5. Gender and family reunification issues

Approximately 90 percent of Ukrainians who have fled the country are women and children according to UNHCR. The IOM, the UN’s migration agency, has pointed to initial reports of traffickers exploiting the large-scale human displacement, including instances of sexual violence. As signalled by both aid workers and academic experts, it is crucial to run background checks in order to avoid exploitation and sexual violence.

Given the demographic profile, providing access to schooling and affordable childcare needs to be prioritised for the wellbeing of children and to enable mothers and carers to access the labour market.

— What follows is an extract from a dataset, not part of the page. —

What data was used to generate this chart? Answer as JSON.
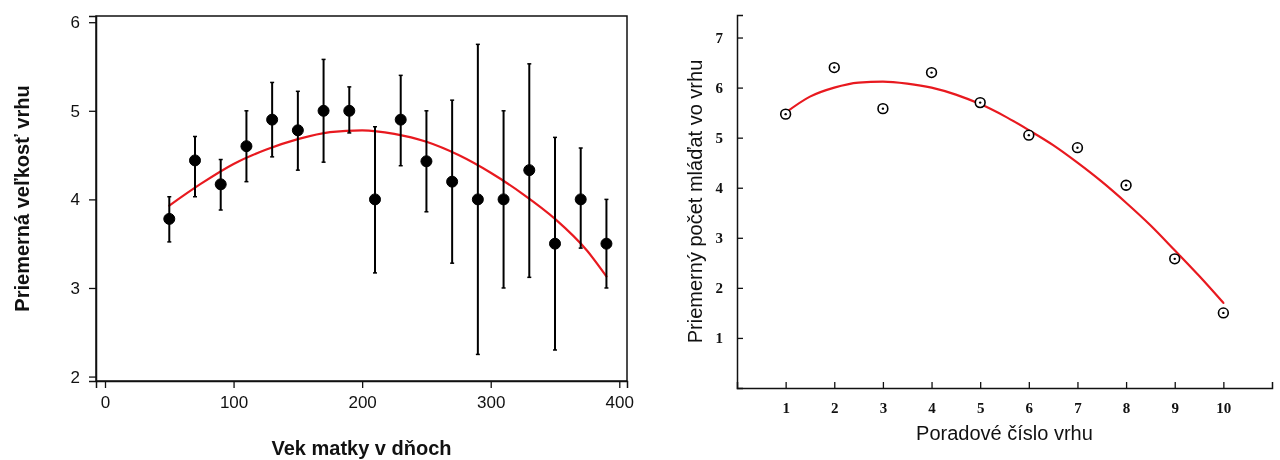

Refugees fleeing war, conflict or persecution will, in many cases, flee separately from their families, or they may become separated during the migration journey. For most refugees, reuniting with their families is a key concern and aspiration, both during their flight as well as during the asylum and settlement process. Family reunification is one potentially safe legal pathway for families to be reunited. Despite the recognition of the importance of the right to family life in human rights legislation, rights to family reunification in Europe have become increasingly conditional and regulated.

Family reunification across the EU has strict limitations on which family members can be reunited, mostly being limited to married spouses and children under the age of 18. Considering the events unfolding in Ukraine and in other conflict areas, the sponsor refugee should be able to bring other family members, including other children who are over 18 or their parents who may be dependent upon them to avoid separating families. Importantly, children who arrive unaccompanied are especially vulnerable and should have their reunification processes prioritised. The case of the UK is specially concerning since currently unaccompanied minors are denied the right to apply for family reunification, condemning them to live apart from their families for the rest of their lives, thereby contravening international law.

The overarching principle should be that all refugees have the right to a family life and family reunification, avoiding long bureaucratic procedures.


The current situation calls for a coordinated, holistic, and comprehensive policy approach to support the social inclusion of refugees in local communities. It is to be hoped that the policy response to Ukrainian refugees will lead to permanent positive changes in the UK’s and EU’s refugee reception policies and practices such that the support and empathy extended to Ukrainians is expanded to include all refugees fleeing war and conflict. The crisis in Ukraine presents an opportunity for the Nordic countries to re-affirm the principles of the 1951 UN Refugee Convention and the 1967 Protocol as well as the European Convention on Human Rights.